Monday 27 Nov 2017
Drop-in event for residents ahead of major railway work in Camden
Residents in the London Borough of Camden are being invited to learn more about major engineering taking place overnight close to their properties between now and the New Year – including over Christmas.
Essential repairs to the slab which supports the track in the area around Caversham Road and Gaisford Street in Kentish Town are needed to keep the large volume of passenger trains which pass through the area running safely and reliably.
The nature of the work – which involves breaking-up the existing concrete slab using drilling equipment – means some noise disturbance is inevitable and Network Rail is inviting residents to a meeting on Thursday, 7 December at Kentish Town Church of England Primary School to find out more about the planned work.
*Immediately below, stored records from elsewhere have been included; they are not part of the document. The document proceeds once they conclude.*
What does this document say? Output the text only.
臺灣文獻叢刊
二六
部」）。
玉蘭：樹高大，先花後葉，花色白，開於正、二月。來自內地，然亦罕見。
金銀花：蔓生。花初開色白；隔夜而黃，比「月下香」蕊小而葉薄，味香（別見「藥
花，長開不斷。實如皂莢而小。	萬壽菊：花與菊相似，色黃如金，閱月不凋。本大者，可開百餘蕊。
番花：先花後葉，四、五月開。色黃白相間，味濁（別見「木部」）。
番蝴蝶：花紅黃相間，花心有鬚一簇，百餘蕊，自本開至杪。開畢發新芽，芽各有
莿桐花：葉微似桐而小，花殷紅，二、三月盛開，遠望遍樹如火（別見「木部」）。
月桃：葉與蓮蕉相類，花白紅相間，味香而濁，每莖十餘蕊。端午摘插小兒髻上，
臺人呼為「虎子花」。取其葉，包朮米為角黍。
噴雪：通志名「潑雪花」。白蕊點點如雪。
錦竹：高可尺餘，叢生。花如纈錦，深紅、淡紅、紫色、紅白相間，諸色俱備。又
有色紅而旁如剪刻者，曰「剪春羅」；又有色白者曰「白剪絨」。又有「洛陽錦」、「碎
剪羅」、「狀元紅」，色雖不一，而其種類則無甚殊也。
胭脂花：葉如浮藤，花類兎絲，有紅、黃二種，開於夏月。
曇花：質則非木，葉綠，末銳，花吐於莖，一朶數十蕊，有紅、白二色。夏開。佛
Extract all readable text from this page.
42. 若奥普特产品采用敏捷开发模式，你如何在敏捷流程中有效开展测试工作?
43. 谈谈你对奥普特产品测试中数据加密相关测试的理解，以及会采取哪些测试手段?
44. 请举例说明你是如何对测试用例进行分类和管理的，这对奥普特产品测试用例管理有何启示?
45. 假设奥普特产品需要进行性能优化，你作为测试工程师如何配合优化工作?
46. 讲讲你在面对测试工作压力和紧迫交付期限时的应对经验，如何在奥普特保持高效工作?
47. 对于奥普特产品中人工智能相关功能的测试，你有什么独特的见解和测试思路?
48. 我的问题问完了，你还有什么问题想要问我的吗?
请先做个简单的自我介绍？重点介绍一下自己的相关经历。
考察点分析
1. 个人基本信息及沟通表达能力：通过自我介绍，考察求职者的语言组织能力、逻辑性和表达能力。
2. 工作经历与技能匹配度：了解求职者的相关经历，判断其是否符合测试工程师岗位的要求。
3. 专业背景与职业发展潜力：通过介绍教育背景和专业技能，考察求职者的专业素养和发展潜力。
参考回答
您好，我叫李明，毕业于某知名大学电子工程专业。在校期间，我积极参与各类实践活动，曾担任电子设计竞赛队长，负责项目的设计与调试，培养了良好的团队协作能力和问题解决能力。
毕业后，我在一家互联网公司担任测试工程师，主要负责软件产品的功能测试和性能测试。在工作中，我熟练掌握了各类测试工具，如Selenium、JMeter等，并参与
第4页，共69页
The first period of overnight work will take place between 11 November and 24 November between 22:00 and 06:00. Four further nights of engineering will take place between 28 November and 1 December (also between 22:00 and 06:00), before 24-hour working starts on the site on December 23 through to 2 January 2018.
The engineering work between December 23 and 2 January will mean a revised train service in and out of St Pancras Station, with those who wish to travel during this time strongly advised to plan their journeys in advance. Thameslink trains will continue to serve Kentish Town, however there will be no service south of St Pancras International.
Rob McIntosh, managing director for Network Rail’s London North Eastern and East Midlands route, said: “The track through Kentish Town sees thousands of trains and millions of passengers travel over it every year which places incredible strain on the infrastructure that supports it, particularly the concrete slab on which the rails sit. The slab was laid in the late 1970s and while our routine maintenance programme has preserved it until now, major work is needed to allow it to cope with the demands of the modern railway.
“The nature of the drilling into and removing the concrete combined with the location of the site means noise is inevitable and I apologise in advance for any disturbance caused to those living or working close to the railway.”
About Network Rail
Network Rail owns, manages and develops Britain's railway - the 20,000 miles of track, 40,000 bridges and viaducts and the thousands of signals, level crossings and stations (the largest of which we also run). In partnership with train operators we help people take more than 1.65bn journeys by rail every year and move hundreds of millions of tonnes of freight, saving almost 8m lorry journeys. We employ 38,000 people across Britain and work round-the-clock, each and every day, to provide a safe, reliable railway.
About the Railway Upgrade Plan
The Railway Upgrade Plan is Network Rail's investment plan for Britain's railways. It makes up two-thirds of Network Rail's £40bn spending priorities for the five years to 2019 and represents the biggest sustained programme of rail modernisation since the Victoria era. It is designed to provide more capacity, relieve crowding and respond to the tremendous growth Britain's railways continue to experience; passenger numbers have doubled in the past 20 years and are set to double again over the next 25 years - so we need to continue to invest in building a bigger, better railway. For passengers, that means:
- longer, faster more frequent trains;
- better, more reliable infrastructure; and
- better facilities for passengers, especially at stations.